GER1051Y  Yiddish for German Speakers
Time: Tue 2-4
Instructor:
Anna Shternshis
The course is designed as an intensive Yiddish language training. The goal is to teach German speakers to read, write and speak in Yiddish. The curriculum relies on the German language skills of the students, and focuses on differences between Yiddish and German grammar and vocabulary. Upon the completion of the course, students should be able to read Yiddish literary texts with a minimal use of dictionary.
Note: Graduate students can take the course in preparation for their Yiddish competency test.

GER1540H S Revolutions
Time: Wed 1-3
Instructor: Christine Lehleiter

How do we feel the suffering of others? Can we identify with this suffering? How has suffering been represented in literature (and other media)? Is it morally permissible to represent suffering, and find pleasure in its depiction? Does the representation of suffering have a cathartic effect on the audience? How have authors engaged with the psychology and aesthetics of suffering? In this course, we will examine these and related questions by discussing literary texts from the 17th to the 19th century. We will also draw on theoretical texts ranging from eighteenth-century empirical psychology to today’s studies in the cognitive sciences. While the focus of the course is on materials from around 1800, we will engage with concepts that originate in both eighteenth-century and contemporary discourses. Students are encouraged to develop their own interests within the course’s conceptual framework, and final projects that investigate materials from outside the course’s specific time frame are possible.

JGC1855H S Critical Theory
Time: Wed 3-5
Instructor: Willi Goetschel

This course examines central theoretical issues in contemporary thought with particular attention to the role that the “Frankfurt School” and its affiliates such as Benjamin, Kracauer, Horkheimer, Adorno, Marcuse, Habermas and others play in the context of modern German social and cultural thought. In France, thinkers like Foucault, and Derrida respond to this tradition and enrich it. The course explores in which way the continuing dialogue between these thinkers informs current critical approaches to rethinking issues and concerns such as theorizing modernity, culture, secularization, multiculturalism, and the vital role of cultural difference.

GER1750H S Colonialism and After in German Literature
(cross-listed with GER430)
Time: Mon 2-4
Instructor: John Noyes

Beginning in the 1970’s German literature began to rethink its colonial past.

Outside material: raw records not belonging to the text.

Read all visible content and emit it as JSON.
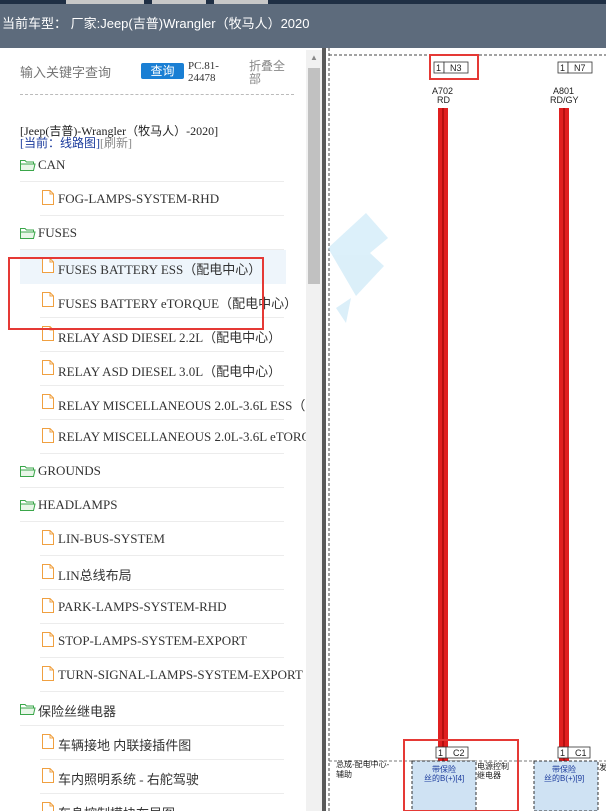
{
  "header": {
    "title": "当前车型： 厂家:Jeep(吉普)Wrangler（牧马人）2020"
  },
  "search": {
    "placeholder": "输入关键字查询",
    "button_label": "查询",
    "pc_code": "PC.81-24478",
    "collapse_label": "折叠全部"
  },
  "tree": {
    "path": "[Jeep(吉普)-Wrangler（牧马人）-2020]",
    "current_prefix": "[当前：线路图]",
    "refresh_label": "[刷新]",
    "items": [
      {
        "label": "CAN",
        "type": "folder"
      },
      {
        "label": "FOG-LAMPS-SYSTEM-RHD",
        "type": "file"
      },
      {
        "label": "FUSES",
        "type": "folder"
      },
      {
        "label": "FUSES BATTERY ESS（配电中心）",
        "type": "file",
        "selected": true
      },
      {
        "label": "FUSES BATTERY eTORQUE（配电中心）",
        "type": "file"
      },
      {
        "label": "RELAY ASD DIESEL 2.2L（配电中心）",
        "type": "file"
      },
      {
        "label": "RELAY ASD DIESEL 3.0L（配电中心）",
        "type": "file"
      },
      {
        "label": "RELAY MISCELLANEOUS 2.0L-3.6L ESS（",
        "type": "file"
      },
      {
        "label": "RELAY MISCELLANEOUS 2.0L-3.6L eTORQ",
        "type": "file"
      },
      {
        "label": "GROUNDS",
        "type": "folder"
      },
      {
        "label": "HEADLAMPS",
        "type": "folder"
      },
      {
        "label": "LIN-BUS-SYSTEM",
        "type": "file"
      },
      {
        "label": "LIN总线布局",
        "type": "file"
      },
      {
        "label": "PARK-LAMPS-SYSTEM-RHD",
        "type": "file"
      },
      {
        "label": "STOP-LAMPS-SYSTEM-EXPORT",
        "type": "file"
      },
      {
        "label": "TURN-SIGNAL-LAMPS-SYSTEM-EXPORT",
        "type": "file"
      },
      {
        "label": "保险丝继电器",
        "type": "folder"
      },
      {
        "label": "车辆接地 内联接插件图",
        "type": "file"
      },
      {
        "label": "车内照明系统 - 右舵驾驶",
        "type": "file"
      },
      {
        "label": "车身控制模块布局图",
        "type": "file"
      }
    ]
  },
  "diagram": {
    "wire1": {
      "pin": "1",
      "connector": "N3",
      "circuit": "A702",
      "color_code": "RD",
      "bottom_pin": "1",
      "bottom_connector": "C2"
    },
    "wire2": {
      "pin": "1",
      "connector": "N7",
      "circuit": "A801",
      "color_code": "RD/GY",
      "bottom_pin": "1",
      "bottom_connector": "C1"
    },
    "module_label_1": "总成-配电中心-",
    "module_label_2": "辅助",
    "fuse1_line1": "带保险",
    "fuse1_line2": "丝的B(+)",
    "fuse1_suffix": "4",
    "relay_line1": "电源控制",
    "relay_line2": "继电器",
    "fuse2_line1": "带保险",
    "fuse2_line2": "丝的B(+)",
    "fuse2_suffix": "9",
    "edge_char": "发"
  },
  "colors": {
    "wire_red": "#e02020",
    "highlight_red": "#e53935",
    "header_bg": "#5d6b7c",
    "button_blue": "#1a7fd4",
    "fuse_fill": "#cfe2f3"
  },
  "icons": {
    "folder": "folder-open-icon",
    "file": "file-icon"
  }
}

Still trying to evaluate the brutality of Nazi government and the Holocaust, the relationship with the colonial past complicated the general picture of German history. Writers began to ask how to portray the colonial past. It immediately became apparent that the struggle to understand the colonial past set up interferences with the Nazi past and the cold-war present. As the present moved from the cold war to post-wall Germany and then neoliberal globalism, this struggle became even more complex. In this course we will follow literary experiments with the colonial, postcolonial, and decolonial past and present from roughly 1975 until the present. We will relate this to major moments in postcolonial and decolonial theory. Texts will include texts by Germans reconsidering colonialism, such as Uwe Timm Morenga (1978), Urs Widmer, Im Kongo (1996), Daniel Kehlmann, Die Vermessung der Welt (2005), Christian Kracht, Imperium (2012), but also writers from colonial or postcolonial backgrounds writing in German, such as May Ayim, Jean-Félix Belinga-Belinga, André Ekama, and others.

GER6000H S Reading German for Graduate Students
Time: Fri 2-4
Instructor:
Victoria Melnyk
In this course German reading knowledge is taught following the grammar-translation method designed for graduate students from the Humanities. It is an intensive course that covers German grammar with focus on acquiring essential structures of the German language to develop translation skills. The course is conducted in English, and consequently participants do not learn how to speak or write in German, but rather the course focuses exclusively on reading and translating German. Prior knowledge of German not mandatory. By the end of the course, students should be able to handle a broad variety of texts in single modern Standard German. This course is not intended for MA or PhD students in German.